Si è giunti all’indicibile in Venezuela, dove tre studi di altrettanti università hanno trovato che il 90% della popolazione mangerebbe meno dello scorso anno e che dall’inizio del 2014, la povertà assoluta si è impennata del 53%. All’inizio di luglio, approfittando dell’allentamento dei controlli alle frontiere nel corso del fine settimana, 120.000 persone si sono recate in Colombia alla ricerca di beni primari, che in patria non riescono a trovare, nonostante ormai le file davanti ai supermercati durino fino a 8 ore.

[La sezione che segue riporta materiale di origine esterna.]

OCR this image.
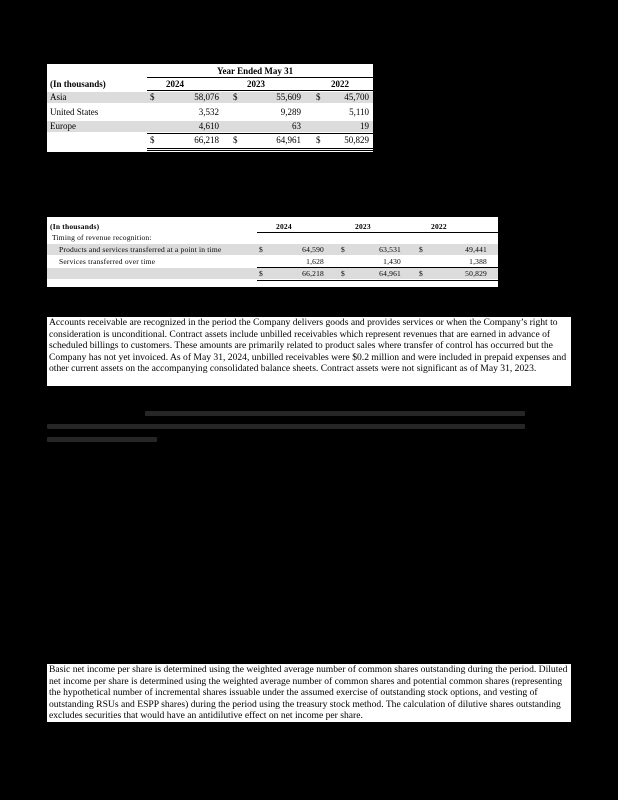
Year Ended May 31
(In thousands)	2024	2023	2022
Asia	$	58,076 $	55,609 $	45,700
United States	3,532	9,289	5,110
Europe	4,610	63	19
$	66,218 $	64,961 $	50,829
(In thousands)	2024	2023	2022
Timing of revenue recognition:
Products and services transferred at a point in time	$	64,590 $	63,531 $	49,441
Services transferred over time	1,628	1,430	1,388
$	66,218 $	64,961 $	50,829
Accounts receivable are recognized in the period the Company delivers goods and provides services or when the Company’s right to consideration is unconditional. Contract assets include unbilled receivables which represent revenues that are earned in advance of scheduled billings to customers. These amounts are primarily related to product sales where transfer of control has occurred but the Company has not yet invoiced. As of May 31, 2024, unbilled receivables were $0.2 million and were included in prepaid expenses and other current assets on the accompanying consolidated balance sheets. Contract assets were not significant as of May 31, 2023.
Basic net income per share is determined using the weighted average number of common shares outstanding during the period. Diluted net income per share is determined using the weighted average number of common shares and potential common shares (representing the hypothetical number of incremental shares issuable under the assumed exercise of outstanding stock options, and vesting of outstanding RSUs and ESPP shares) during the period using the treasury stock method. The calculation of dilutive shares outstanding excludes securities that would have an antidilutive effect on net income per share.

Per contrastare la fame, che sta letteralmente dilagando nel paese sudamericano, il presidente Nicolas Maduro ha emesso un decreto, con il quale assegna il potere al Ministero del Lavoro di requisire manodopera “fisicamente capace e know-how” tecnico, al fine di impiegarli nell’aumento della produzione di cibo, perseguito dal governo.
Lavori forzati contro crisi Venezuela
La misura è stata decretata per 60 giorni, ma potrebbe essere estesa alla scadenza. Amnesty International l’ha definitiva contraria alle leggi internazionali, laddove vietano l’uso dei lavori forzati. Perché di questo, in effetti, si tratta, di obbligare i lavoratori di imprese pubbliche e private a lavorare nei campi e/o a produrre all’interno di stabilimenti.
Il governo Maduro ha giustificato la scelta come il frutto dell’opposizione alla “guerra economica”, portata avanti dalla “destra”, in combutta con alcune forze internazionali (gli USA). Secondo il capo dello stato, servirà a “garantire cibo, giustizia sociale e democrazia”.